The processing is divided into distinct segments: first detecting road surface unevenness from image data, then calculating ground plane normal vectors, and finally computing alignment compensation factors. This segmentation allows the system to perform only the necessary calculations for the current task, reducing overall processing time while maintaining precision

Inventive Principle:
Principle #1Segmentation

Data Source

PatentUS12086996B2On-vehicle spatial monitoring system
Publication Date: 2024.09.10 GM GLOBAL TECHNOLOGY OPERATIONS LLC
  • US12086996B2 patent drawing
  • US12086996B2 patent drawing
  • US12086996B2 patent drawing

AI summary

A vehicle control system including a spatial monitoring system includes on-vehicle cameras that capture images, from which are recovered a plurality of three-dimensional points.
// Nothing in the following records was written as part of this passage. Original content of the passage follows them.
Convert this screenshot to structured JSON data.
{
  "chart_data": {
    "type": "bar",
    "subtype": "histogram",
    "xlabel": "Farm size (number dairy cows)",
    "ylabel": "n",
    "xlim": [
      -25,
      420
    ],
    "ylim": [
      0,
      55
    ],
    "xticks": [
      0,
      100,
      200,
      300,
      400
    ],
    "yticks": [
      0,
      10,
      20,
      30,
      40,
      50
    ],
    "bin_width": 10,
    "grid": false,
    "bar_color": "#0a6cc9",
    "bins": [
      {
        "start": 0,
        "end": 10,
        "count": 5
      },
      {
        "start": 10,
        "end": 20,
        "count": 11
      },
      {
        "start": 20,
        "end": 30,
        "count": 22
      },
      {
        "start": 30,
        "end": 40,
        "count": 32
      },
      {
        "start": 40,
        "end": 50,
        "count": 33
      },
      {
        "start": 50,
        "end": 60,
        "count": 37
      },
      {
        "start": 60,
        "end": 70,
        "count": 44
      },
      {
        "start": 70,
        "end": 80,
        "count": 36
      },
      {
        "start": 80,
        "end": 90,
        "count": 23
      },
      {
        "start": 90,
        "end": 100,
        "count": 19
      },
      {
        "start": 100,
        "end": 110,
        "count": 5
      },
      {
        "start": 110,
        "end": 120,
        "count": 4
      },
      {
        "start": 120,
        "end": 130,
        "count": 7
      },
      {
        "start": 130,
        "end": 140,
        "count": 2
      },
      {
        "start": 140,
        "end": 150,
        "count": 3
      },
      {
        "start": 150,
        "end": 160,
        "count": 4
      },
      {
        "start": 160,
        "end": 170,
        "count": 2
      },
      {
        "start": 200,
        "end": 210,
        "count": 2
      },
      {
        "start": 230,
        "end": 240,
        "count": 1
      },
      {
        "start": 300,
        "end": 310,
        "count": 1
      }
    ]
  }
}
A left ground plane normal vector is determined for a left image, a center ground plane normal vector is determined for a front image, and a right ground plane normal vector is determined for a right image. A first angle difference between the left ground plane normal vector and the center ground plane normal vector is determined, and a second angle difference between the right ground plane normal vector and the center ground plane normal vector is determined. An uneven ground surface is determined based upon one of the first angle difference or the second angle difference, and an alignment compensation factor for the left camera or the right camera is determined. A bird's eye view image is determined based upon the alignment compensation factor.